あの加藤とあの課長
気が付くと、そこは知らない場所で、目の前には険しい顔をした課長の顔があった。



「課長…。」



驚いてそう漏らすと、課長はホッとしたのか溜め息を吐いた。



「お前、昨日……。…いや、なんでもない。」

「…?」



何を言わんとしているのか、分かるような、分からないような。


それより、ここはどこなんだろう。

辺りを見回すと、ここは救護室のようで、どうやら私はそこのベッドに寝ていたらしい。



「加藤さん。」



ひょこっと顔を覗かせた本間さん。たぶん課長の前だから私をそう呼んだんだろう。



「大丈夫?」

「はい…。」



取引先の救護室にご厄介になるなんて…。

ということは…、本間さんが課長に連絡してくれたのかな…?



「ご迷惑おかけしました。」

「いやいや。」



そう笑顔で言いながらも、ふと何かを考えるかのような表情をしたのち、真剣な表情で言った。



「ほどほどにね。」

「え?」

「ま、今度飲みに行こうよ。」

「は、はい…。」



迷惑かけたわけだし、これは逃れられないかもしれない。

借りができてしまった。



「じゃあ、俺は仕事があるから。」



「お大事に」と言い残して救護室を出ていった。

……ほどほどにって、なんのことだろう。


それから救護室を後にして、課長が乗ってきたらしい社用車に乗り込んだ。



「…このまま直帰でいいな。

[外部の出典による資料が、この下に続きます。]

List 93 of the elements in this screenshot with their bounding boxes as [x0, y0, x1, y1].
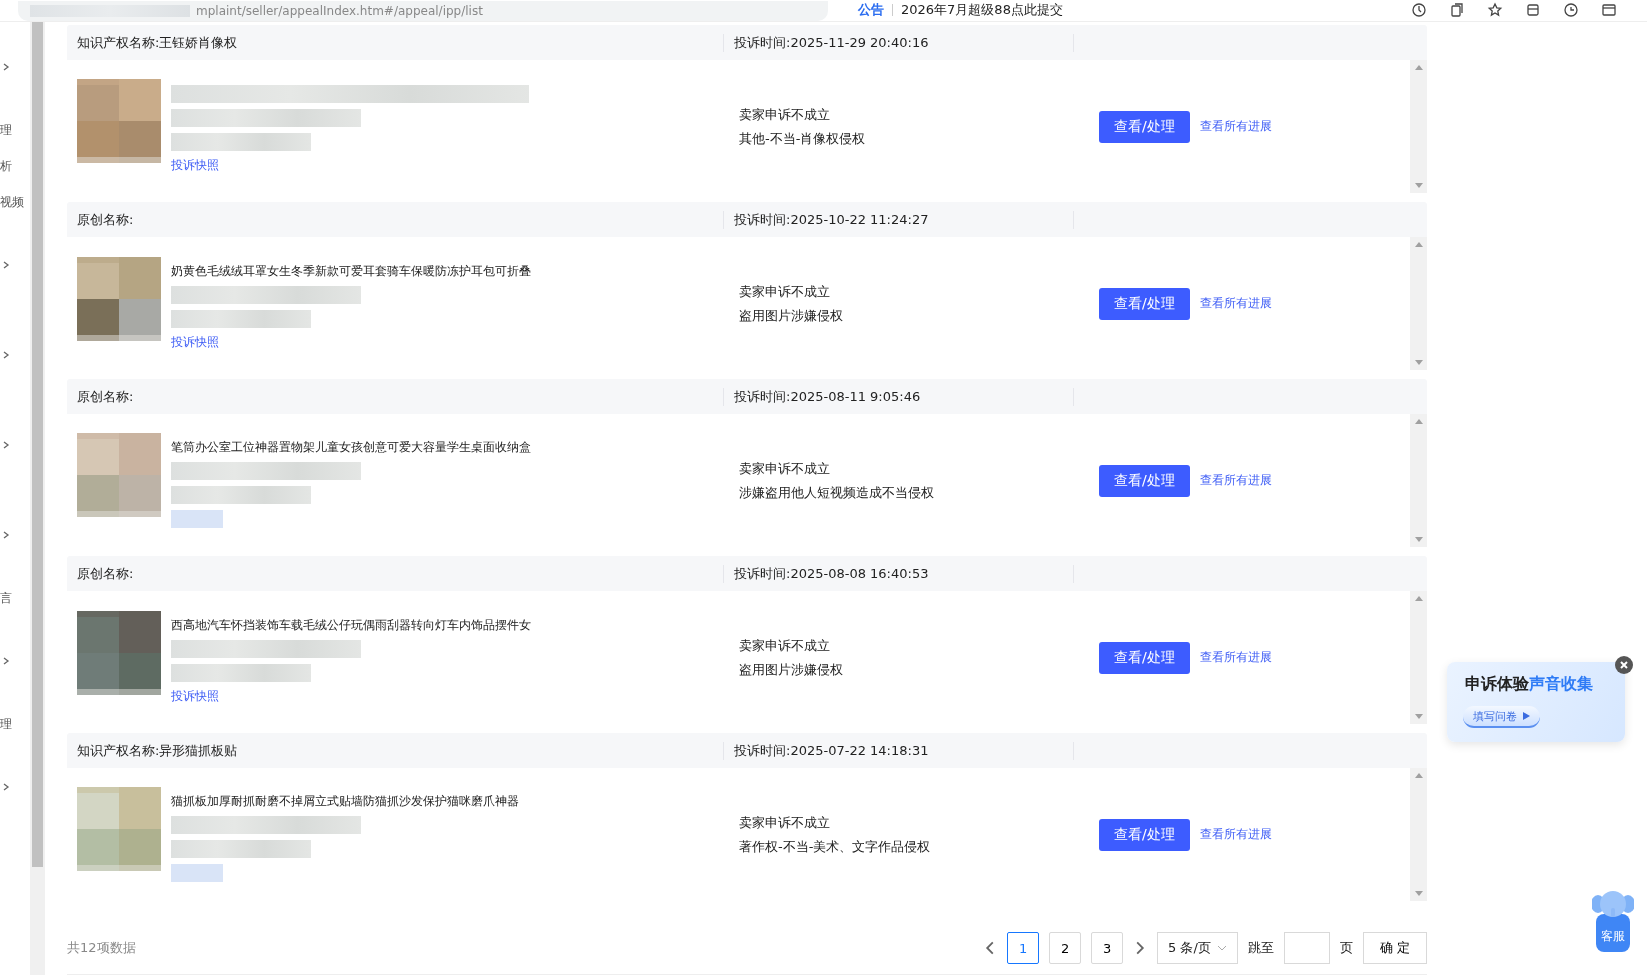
scrollbar[interactable] — [1410, 237, 1427, 370]
page-input[interactable] — [1283, 932, 1330, 964]
scrollbar[interactable] — [1410, 591, 1427, 724]
survey-card[interactable]: 申诉体验声音收集 填写问卷 — [1447, 662, 1625, 742]
product-title[interactable]: 西高地汽车怀挡装饰车载毛绒公仔玩偶雨刮器转向灯车内饰品摆件女 — [171, 616, 531, 634]
sidebar-item[interactable]: 理 — [0, 715, 12, 733]
chevron-icon[interactable] — [2, 62, 10, 72]
product-title[interactable]: 猫抓板加厚耐抓耐磨不掉屑立式贴墙防猫抓沙发保护猫咪磨爪神器 — [171, 793, 519, 810]
chevron-icon[interactable] — [2, 656, 10, 666]
view-handle-button[interactable]: 查看/处理 — [1099, 641, 1190, 674]
complaint-time: 投诉时间:2025-07-22 14:18:31 — [723, 741, 1073, 760]
complaint-time: 投诉时间:2025-08-11 9:05:46 — [723, 387, 1073, 406]
appeal-status: 卖家申诉不成立 — [739, 459, 831, 478]
progress-link[interactable]: 查看所有进展 — [1199, 826, 1272, 843]
chevron-icon[interactable] — [2, 260, 10, 270]
star-icon[interactable] — [1487, 2, 1503, 18]
appeal-status: 卖家申诉不成立 — [739, 636, 831, 655]
view-handle-button[interactable]: 查看/处理 — [1099, 818, 1190, 851]
close-icon[interactable] — [1615, 656, 1633, 674]
violation-reason: 涉嫌盗用他人短视频造成不当侵权 — [739, 483, 935, 502]
chevron-icon[interactable] — [2, 530, 10, 540]
jump-label: 跳至 — [1247, 939, 1274, 957]
complaint-time: 投诉时间:2025-11-29 20:40:16 — [723, 33, 1073, 52]
survey-button[interactable]: 填写问卷 — [1463, 706, 1540, 728]
progress-link[interactable]: 查看所有进展 — [1199, 649, 1272, 666]
scrollbar[interactable] — [1410, 414, 1427, 547]
address-bar[interactable]: mplaint/seller/appealIndex.htm#/appeal/ipp/list — [18, 1, 828, 21]
page-button[interactable]: 1 — [1007, 932, 1040, 964]
tab-icon[interactable] — [1525, 2, 1541, 18]
scroll-up-icon[interactable] — [1414, 773, 1423, 778]
appeal-status: 卖家申诉不成立 — [739, 813, 831, 832]
appeal-status: 卖家申诉不成立 — [739, 282, 831, 301]
view-handle-button[interactable]: 查看/处理 — [1099, 110, 1190, 143]
blurred-bar — [171, 864, 223, 882]
snapshot-link[interactable]: 投诉快照 — [171, 687, 531, 705]
progress-link[interactable]: 查看所有进展 — [1199, 472, 1272, 489]
scroll-down-icon[interactable] — [1414, 360, 1423, 365]
page-unit: 页 — [1339, 939, 1353, 957]
violation-reason: 盗用图片涉嫌侵权 — [739, 306, 844, 325]
scroll-down-icon[interactable] — [1414, 891, 1423, 896]
case-title: 知识产权名称:王钰娇肖像权 — [76, 33, 239, 52]
case-title: 原创名称: — [76, 210, 135, 229]
history-icon[interactable] — [1411, 2, 1427, 18]
sidebar-item[interactable]: 言 — [0, 589, 12, 607]
view-handle-button[interactable]: 查看/处理 — [1099, 287, 1190, 320]
elephant-mascot-icon[interactable] — [1592, 888, 1634, 952]
snapshot-link[interactable]: 投诉快照 — [171, 157, 529, 174]
case-title: 知识产权名称:异形猫抓板贴 — [76, 741, 239, 760]
scroll-down-icon[interactable] — [1414, 537, 1423, 542]
page-button[interactable]: 2 — [1049, 932, 1082, 964]
product-title[interactable]: 笔筒办公室工位神器置物架儿童女孩创意可爱大容量学生桌面收纳盒 — [171, 439, 531, 456]
snapshot-link[interactable]: 投诉快照 — [171, 333, 531, 351]
scroll-up-icon[interactable] — [1414, 65, 1423, 70]
progress-link[interactable]: 查看所有进展 — [1199, 118, 1272, 135]
scrollbar-thumb[interactable] — [32, 22, 43, 867]
scrollbar[interactable] — [1410, 60, 1427, 193]
copy-icon[interactable] — [1449, 2, 1465, 18]
window-icon[interactable] — [1601, 2, 1617, 18]
confirm-button[interactable]: 确 定 — [1362, 932, 1427, 964]
survey-title: 申诉体验声音收集 — [1465, 674, 1593, 695]
blurred-bar — [171, 510, 223, 528]
notice-text[interactable]: 2026年7月超级88点此提交 — [901, 1, 1063, 19]
scroll-down-icon[interactable] — [1414, 183, 1423, 188]
play-icon — [1523, 712, 1530, 720]
page-button[interactable]: 3 — [1091, 932, 1124, 964]
violation-reason: 其他-不当-肖像权侵权 — [739, 129, 867, 148]
sidebar-item[interactable]: 理 — [0, 121, 12, 139]
progress-link[interactable]: 查看所有进展 — [1199, 295, 1272, 312]
complaint-time: 投诉时间:2025-08-08 16:40:53 — [723, 564, 1073, 583]
complaint-time: 投诉时间:2025-10-22 11:24:27 — [723, 210, 1073, 229]
notice-label: 公告 — [858, 1, 884, 19]
clock-icon[interactable] — [1563, 2, 1579, 18]
total-count: 共12项数据 — [67, 939, 136, 957]
scroll-up-icon[interactable] — [1414, 419, 1423, 424]
violation-reason: 盗用图片涉嫌侵权 — [739, 660, 844, 679]
chevron-icon[interactable] — [2, 350, 10, 360]
violation-reason: 著作权-不当-美术、文字作品侵权 — [739, 837, 932, 856]
scrollbar[interactable] — [1410, 768, 1427, 901]
sidebar-item[interactable]: 析 — [0, 157, 12, 175]
url-text: mplaint/seller/appealIndex.htm#/appeal/ipp/list — [196, 4, 483, 18]
sidebar-item[interactable]: 视频 — [0, 193, 24, 211]
product-title[interactable]: 奶黄色毛绒绒耳罩女生冬季新款可爱耳套骑车保暖防冻护耳包可折叠 — [171, 262, 531, 280]
scroll-up-icon[interactable] — [1414, 242, 1423, 247]
page-size-select[interactable]: 5 条/页 — [1157, 932, 1238, 964]
scroll-up-icon[interactable] — [1414, 596, 1423, 601]
scroll-down-icon[interactable] — [1414, 714, 1423, 719]
appeal-status: 卖家申诉不成立 — [739, 105, 831, 124]
case-title: 原创名称: — [76, 564, 135, 583]
case-title: 原创名称: — [76, 387, 135, 406]
view-handle-button[interactable]: 查看/处理 — [1099, 464, 1190, 497]
chevron-icon[interactable] — [2, 782, 10, 792]
caret-icon — [1216, 945, 1227, 951]
chevron-icon[interactable] — [2, 440, 10, 450]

」



時計を見ると定時を示していた。

有無を言わさぬ課長の表情に、私は消え入るように「はい」とだけ返事した。



「お前の家の場所は分かる。着くまで寝てろ。」

「すみません…。」



なんで知ってるんだと一瞬思ったけれど、歓迎会の翌日、家まで送ってもらったことを思い出した。

遠慮なく目を閉じると、私はそのまま眠りに落ちた。